Do NOT suggest new features. Do NOT improve code quality.
Focus EXCLUSIVELY on:
- Input validation gaps
- Authentication/Authorization flaws
- Injection vulnerabilities (SQL, XSS, SSTI...)
- Exposed secrets or credentials
- Insecure dependencies
When you invoke the security-auditor persona to review code, the AI fully enters the security expert's perspective—it won't be distracted by feature implementation. Applying the Single Responsibility Principle (SRP) at the AI usage level turns out to be surprisingly effective.

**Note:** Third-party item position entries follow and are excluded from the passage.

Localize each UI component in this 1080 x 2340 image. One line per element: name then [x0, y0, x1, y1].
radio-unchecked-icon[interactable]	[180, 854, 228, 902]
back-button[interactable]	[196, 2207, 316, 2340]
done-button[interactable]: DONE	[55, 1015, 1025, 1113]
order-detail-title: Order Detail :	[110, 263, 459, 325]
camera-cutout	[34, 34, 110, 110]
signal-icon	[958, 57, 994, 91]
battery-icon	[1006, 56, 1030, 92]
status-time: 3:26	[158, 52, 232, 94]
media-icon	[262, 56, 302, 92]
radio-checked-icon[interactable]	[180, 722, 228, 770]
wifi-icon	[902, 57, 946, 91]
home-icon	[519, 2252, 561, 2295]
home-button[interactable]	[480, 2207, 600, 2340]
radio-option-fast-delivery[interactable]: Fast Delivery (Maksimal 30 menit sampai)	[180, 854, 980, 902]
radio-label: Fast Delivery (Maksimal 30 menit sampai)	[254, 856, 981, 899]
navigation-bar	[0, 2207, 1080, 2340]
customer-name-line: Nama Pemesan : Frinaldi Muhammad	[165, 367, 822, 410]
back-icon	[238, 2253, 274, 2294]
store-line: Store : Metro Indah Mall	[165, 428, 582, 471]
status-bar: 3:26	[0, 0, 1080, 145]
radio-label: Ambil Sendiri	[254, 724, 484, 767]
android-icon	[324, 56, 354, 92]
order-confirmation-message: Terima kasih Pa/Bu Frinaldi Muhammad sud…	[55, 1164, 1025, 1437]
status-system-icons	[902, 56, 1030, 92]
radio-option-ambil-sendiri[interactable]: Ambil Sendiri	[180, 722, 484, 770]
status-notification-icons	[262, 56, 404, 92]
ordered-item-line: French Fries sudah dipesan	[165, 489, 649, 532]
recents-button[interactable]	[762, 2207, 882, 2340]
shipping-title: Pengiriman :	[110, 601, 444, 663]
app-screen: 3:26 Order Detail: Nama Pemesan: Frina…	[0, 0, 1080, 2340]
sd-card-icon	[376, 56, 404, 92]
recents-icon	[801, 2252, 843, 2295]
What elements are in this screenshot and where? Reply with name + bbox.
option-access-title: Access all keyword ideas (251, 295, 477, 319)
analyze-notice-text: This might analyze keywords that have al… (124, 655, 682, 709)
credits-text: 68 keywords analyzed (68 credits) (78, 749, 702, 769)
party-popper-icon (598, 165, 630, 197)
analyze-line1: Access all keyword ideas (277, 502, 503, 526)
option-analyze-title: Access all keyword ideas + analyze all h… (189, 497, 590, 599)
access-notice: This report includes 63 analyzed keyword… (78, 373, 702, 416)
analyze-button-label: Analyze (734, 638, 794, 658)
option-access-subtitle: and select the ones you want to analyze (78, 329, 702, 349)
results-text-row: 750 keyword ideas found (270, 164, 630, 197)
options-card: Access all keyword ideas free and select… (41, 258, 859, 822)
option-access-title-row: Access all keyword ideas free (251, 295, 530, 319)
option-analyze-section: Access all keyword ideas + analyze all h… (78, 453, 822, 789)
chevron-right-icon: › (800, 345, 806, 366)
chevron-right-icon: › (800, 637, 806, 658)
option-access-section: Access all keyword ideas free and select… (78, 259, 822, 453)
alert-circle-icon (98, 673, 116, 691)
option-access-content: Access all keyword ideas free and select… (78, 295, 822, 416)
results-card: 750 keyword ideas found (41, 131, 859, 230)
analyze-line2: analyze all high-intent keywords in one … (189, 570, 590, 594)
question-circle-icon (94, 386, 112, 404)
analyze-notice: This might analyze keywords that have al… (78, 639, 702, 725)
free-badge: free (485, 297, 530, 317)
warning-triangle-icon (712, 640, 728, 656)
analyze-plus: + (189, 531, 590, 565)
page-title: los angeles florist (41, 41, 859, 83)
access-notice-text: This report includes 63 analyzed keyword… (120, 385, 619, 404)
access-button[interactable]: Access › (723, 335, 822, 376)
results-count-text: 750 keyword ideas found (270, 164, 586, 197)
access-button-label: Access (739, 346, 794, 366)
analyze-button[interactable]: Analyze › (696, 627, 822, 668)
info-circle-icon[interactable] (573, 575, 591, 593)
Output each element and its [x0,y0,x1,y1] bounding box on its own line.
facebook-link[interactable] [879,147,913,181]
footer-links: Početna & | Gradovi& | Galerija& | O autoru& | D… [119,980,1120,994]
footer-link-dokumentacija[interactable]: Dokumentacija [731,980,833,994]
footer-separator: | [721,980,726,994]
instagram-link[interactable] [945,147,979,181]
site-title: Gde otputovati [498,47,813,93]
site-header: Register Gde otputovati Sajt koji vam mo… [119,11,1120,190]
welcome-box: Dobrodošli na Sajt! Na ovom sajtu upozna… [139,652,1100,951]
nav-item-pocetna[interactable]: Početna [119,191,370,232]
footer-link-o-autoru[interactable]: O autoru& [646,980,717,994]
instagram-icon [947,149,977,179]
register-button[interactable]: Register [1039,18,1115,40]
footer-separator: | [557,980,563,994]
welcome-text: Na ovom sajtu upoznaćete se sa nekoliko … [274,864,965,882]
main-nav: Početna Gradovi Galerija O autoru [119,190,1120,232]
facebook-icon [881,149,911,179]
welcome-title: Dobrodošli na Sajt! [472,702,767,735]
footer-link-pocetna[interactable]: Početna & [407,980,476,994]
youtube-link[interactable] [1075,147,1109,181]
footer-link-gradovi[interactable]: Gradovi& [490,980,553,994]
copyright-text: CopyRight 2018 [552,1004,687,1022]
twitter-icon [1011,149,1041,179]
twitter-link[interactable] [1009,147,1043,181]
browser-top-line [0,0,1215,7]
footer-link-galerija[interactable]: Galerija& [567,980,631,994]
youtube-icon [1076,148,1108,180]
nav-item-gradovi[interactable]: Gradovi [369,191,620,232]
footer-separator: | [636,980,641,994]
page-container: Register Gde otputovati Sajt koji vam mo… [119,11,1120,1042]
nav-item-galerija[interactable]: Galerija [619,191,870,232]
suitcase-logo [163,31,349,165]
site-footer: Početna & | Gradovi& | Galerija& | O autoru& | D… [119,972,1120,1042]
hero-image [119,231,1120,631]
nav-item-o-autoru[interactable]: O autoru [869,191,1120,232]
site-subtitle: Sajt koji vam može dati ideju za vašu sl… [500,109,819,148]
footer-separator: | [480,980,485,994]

4. Anti-Rationalization: The Engineering Discipline Moat
This is one of the project's most distinctive innovations. Every skill file contains an "excuse-rebuttal" table specifically targeting the common avoidance behaviors AI (and humans) exhibit under pressure:
| Common AI Excuse | Engineering Discipline Rebuttal |
|---|---|
| "This feature is simple, just write it" | Simplicity is subjective; no spec means no acceptance criteria |
| "Tests can come later" | Test debt almost never gets repaid |
| "It's just a temporary workaround" | The average lifespan of "temporary" solutions exceeds all expectations |
| "The PR is already big, adding a bit more is fine" | Large PRs create review blind spots and are sources of merge conflicts |
| "Performance optimization can wait" | "Later" usually means never |
Project Links & Resources
Official Resources
- 🌟 GitHub: https://github.com/addyosmani/agent-skills
- 📚 Skill Anatomy Docs: docs/skill-anatomy.md
- 🤝 Contributing Guide: CONTRIBUTING.md
- 🛠️ Claude Code Guide: docs/claude-code.md
Target Audience
- Developers who use Claude Code, Cursor, or similar AI coding tools daily but find that AI frequently cuts corners
- Technical leads who want to standardize AI usage norms across their team
- Engineers interested in engineering best practices who want to apply Google engineering culture through AI tools
- AI application developers building automated agent pipelines who need quality assurance mechanisms
Summary
Key Takeaways
- AI defaults to taking shortcuts—Agent Skills enforces engineering discipline through structured workflows
- Pure Markdown implementation: zero dependencies, tool-agnostic, fully customizable
- Covers the complete development lifecycle: from requirements spec to code deprecation, with 7 Slash Commands throughout
- Anti-Rationalization design is the standout innovation—pre-emptively eliminating common AI shortcuts
- From Google Chrome's Engineering Director: the underlying engineering philosophy has been validated at production scale
One-Line Review
If AI coding tools make you write code 10x faster, Agent Skills ensures what you write is also 10x better.